Un engin martien repensé pour la Lune

La NASA étudie la possibilité de déployer sur la Lune un rover jusqu’ici cantonné à la Terre : PROMISE — acronyme de Polar Rover for Observation, Mapping and In-Situ Exploration. Il s’agit du modèle d’essai intégré des rovers martiens Curiosity puis Perseverance, conservé au Jet Propulsion Laboratory (JPL) en Californie. L’agence a officialisé cette piste le 30 juin, lors d’une mise à jour de son programme de base lunaire.

D’une masse d’environ une tonne, l’engin serait propulsé par un générateur thermoélectrique à radioisotopes multimissions (MMRTG), fonctionnant au plutonium‑238. Ce choix lui permettrait de se déplacer quelles que soient les conditions d’éclairage et de survivre aux nuits lunaires – des nuits de quatorze jours terrestres durant lesquelles les températures chutent à des niveaux extrêmes.
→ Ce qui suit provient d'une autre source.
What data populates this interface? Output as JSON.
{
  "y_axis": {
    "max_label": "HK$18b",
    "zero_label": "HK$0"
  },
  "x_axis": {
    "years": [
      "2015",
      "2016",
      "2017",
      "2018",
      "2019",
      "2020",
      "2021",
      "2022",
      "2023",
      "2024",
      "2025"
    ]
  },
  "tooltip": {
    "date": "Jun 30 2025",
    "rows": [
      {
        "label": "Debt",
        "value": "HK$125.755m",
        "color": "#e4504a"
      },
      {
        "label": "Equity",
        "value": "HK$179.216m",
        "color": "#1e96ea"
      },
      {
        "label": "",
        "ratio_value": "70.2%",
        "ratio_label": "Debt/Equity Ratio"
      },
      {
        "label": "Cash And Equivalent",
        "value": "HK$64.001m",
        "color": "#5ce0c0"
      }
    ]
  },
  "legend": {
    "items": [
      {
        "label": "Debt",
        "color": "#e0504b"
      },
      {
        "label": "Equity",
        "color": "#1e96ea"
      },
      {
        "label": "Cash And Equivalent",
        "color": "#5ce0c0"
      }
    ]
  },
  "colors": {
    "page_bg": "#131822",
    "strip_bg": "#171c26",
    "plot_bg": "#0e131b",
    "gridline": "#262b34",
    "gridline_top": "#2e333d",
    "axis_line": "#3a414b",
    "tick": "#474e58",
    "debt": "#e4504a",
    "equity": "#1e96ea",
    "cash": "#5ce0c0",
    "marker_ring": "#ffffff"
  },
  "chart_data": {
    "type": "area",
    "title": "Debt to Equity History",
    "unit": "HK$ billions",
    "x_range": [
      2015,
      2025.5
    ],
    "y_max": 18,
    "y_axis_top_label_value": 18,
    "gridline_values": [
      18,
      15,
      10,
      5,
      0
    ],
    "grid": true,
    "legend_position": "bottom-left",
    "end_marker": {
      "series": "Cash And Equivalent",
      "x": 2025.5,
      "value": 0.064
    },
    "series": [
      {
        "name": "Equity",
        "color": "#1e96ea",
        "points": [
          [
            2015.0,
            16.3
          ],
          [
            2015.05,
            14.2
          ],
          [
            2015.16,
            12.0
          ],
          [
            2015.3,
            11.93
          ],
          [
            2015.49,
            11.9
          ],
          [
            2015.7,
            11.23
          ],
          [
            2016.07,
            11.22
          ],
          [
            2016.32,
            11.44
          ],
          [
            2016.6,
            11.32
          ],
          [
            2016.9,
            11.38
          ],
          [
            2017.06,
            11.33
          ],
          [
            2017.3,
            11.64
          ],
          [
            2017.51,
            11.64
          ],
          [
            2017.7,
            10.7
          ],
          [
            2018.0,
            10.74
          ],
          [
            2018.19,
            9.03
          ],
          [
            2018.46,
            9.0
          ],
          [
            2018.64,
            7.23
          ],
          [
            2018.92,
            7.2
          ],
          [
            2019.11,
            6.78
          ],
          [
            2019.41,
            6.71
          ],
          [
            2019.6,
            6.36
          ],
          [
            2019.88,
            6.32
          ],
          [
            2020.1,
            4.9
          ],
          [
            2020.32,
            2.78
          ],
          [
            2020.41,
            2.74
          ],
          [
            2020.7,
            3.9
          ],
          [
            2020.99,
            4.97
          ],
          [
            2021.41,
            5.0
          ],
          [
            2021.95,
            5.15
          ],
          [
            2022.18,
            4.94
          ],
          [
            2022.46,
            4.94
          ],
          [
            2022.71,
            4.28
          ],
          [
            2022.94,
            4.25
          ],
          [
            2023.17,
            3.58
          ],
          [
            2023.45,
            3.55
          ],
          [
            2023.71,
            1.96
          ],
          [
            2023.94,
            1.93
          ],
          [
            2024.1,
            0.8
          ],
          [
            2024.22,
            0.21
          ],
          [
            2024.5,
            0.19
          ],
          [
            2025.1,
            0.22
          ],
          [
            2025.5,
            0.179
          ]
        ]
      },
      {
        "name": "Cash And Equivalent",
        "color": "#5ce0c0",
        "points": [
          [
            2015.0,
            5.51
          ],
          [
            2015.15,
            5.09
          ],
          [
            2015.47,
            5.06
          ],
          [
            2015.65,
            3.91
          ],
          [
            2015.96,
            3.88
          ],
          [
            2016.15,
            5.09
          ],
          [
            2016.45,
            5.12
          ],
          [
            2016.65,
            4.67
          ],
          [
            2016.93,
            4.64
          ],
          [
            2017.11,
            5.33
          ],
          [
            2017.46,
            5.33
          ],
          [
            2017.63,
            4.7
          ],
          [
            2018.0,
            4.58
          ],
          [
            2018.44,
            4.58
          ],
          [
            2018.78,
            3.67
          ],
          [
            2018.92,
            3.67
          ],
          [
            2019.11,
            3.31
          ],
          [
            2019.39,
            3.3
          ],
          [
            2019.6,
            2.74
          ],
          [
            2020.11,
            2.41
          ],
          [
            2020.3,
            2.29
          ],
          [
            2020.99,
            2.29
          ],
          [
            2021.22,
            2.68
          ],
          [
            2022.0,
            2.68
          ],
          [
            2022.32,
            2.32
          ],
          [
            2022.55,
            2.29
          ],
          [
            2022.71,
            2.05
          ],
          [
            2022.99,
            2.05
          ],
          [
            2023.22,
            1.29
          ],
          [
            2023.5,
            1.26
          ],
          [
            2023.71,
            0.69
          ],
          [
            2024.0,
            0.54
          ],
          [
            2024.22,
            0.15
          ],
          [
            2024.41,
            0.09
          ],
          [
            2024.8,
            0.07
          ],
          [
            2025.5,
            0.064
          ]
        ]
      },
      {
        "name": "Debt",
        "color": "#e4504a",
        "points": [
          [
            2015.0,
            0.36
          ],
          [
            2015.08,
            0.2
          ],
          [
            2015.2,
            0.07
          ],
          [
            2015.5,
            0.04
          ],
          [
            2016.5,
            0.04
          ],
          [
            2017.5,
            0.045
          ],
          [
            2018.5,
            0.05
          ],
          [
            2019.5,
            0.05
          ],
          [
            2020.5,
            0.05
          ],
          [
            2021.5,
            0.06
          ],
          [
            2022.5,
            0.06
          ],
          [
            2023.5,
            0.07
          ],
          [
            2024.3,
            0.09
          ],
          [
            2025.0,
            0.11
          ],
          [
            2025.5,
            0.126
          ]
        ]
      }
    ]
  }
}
Jared Isaacman, l’administrateur de la NASA, a indiqué que l’agence « réfléchit très sérieusement » à cette option. Il a précisé que, bien que PROMISE ait été conçu pour Mars, les ingénieurs du JPL estiment que des modifications permettraient de l’adapter à l’environnement lunaire. « Nous avons ce matériel, et c’est exactement ce que nous devrions tenter de faire pour engranger des succès, en apportant une capacité comme PROMISE à la surface de la Lune », a‑t‑il déclaré.

Un “clone” nucléaire au service de la base lunaire

Le rover PROMISE servait jusqu’ici de banc d’essai au sol pour tester des commandes avant de les envoyer à Perseverance, actif sur Mars depuis juillet 2020, et à Curiosity, arrivé en novembre 2011. Selon Isaacman, après des années d’exploitation des deux véhicules martiens, la question s’est posée de l’utilité de conserver un troisième modèle de test sur Terre. « Nous avons ce matériel, financé par les contribuables. Alors la question a été posée : et si on l’envoyait sur la Lune ? », a‑t‑il expliqué.

Carlos García‑Galán, autre responsable de la NASA impliqué dans le projet de base lunaire, a souligné l’intérêt d’une telle machine pour le pôle Sud lunaire : « Disposer d’un RTG nucléaire nous permet d’aller où nous voulons, indépendamment de l’éclairage. Survivre à la nuit lunaire est l’un des plus grands défis ; avec cette capacité, nous n’aurions pas à nous en soucier. » Il a évoqué la possibilité de « longues traversées » dans des zones difficilement accessibles.

L’agence a également annoncé, le même jour, l’attribution de trois nouveaux contrats pour des atterrisseurs robotisés à des entreprises déjà partenaires – Astrobotic, Firefly Aerospace et Intuitive Machines – afin de renforcer sa flotte de missions robotiques.

Les défis techniques et le calendrier

En raison de la masse de PROMISE – équivalente à celle d’un gros SUV – son transport nécessiterait un atterrisseur de grande capacité. Les responsables ont cité Blue Moon, développé par Blue Origin, ou Starship, de SpaceX, comme les candidats les plus probables. L’engin embarquerait un MMRTG, un générateur dont la NASA dispose déjà et dont le plutonium‑238 se dégrade progressivement sans être utilisé.

Les scientifiques s’interrogent sur les instruments scientifiques à bord. Le rover martien possède une charge utile conçue pour l’étude géologique et atmosphérique de Mars ; une adaptation sera nécessaire pour répondre aux objectifs d’exploration lunaire, notamment la cartographie des ressources, l’étude du régolithe et la recherche de glace d’eau. Isaacman a estimé que cette mission représenterait un moyen « créatif » d’avancer dans la compréhension de l’environnement où la NASA souhaite établir une présence humaine de long terme.

Une mission aux implications multiples

Si elle se concrétise, l’expédition de PROMISE marquerait une première : un rover conçu pour Mars, propulsé par l’énergie nucléaire, opérant sur la Lune. La NASA souligne que les compétences acquises sur Mars – navigation en terrain accidenté, résistance aux poussières, autonomie énergétique – pourraient être mises à profit pour la préparation d’une base habitée.

L’agence n’a pas fixé de date de lancement, mais les déclarations du 30 juin suggèrent une décision rapide. L’idée, qualifiée « d’excellente capacité » par García‑Galán, suscite l’enthousiasme au sein de l’équipe lunaire. Le rover, qui n’était pas prévu pour quitter la Terre, pourrait ainsi connaître une seconde vie, bien loin de son berceau d’origine.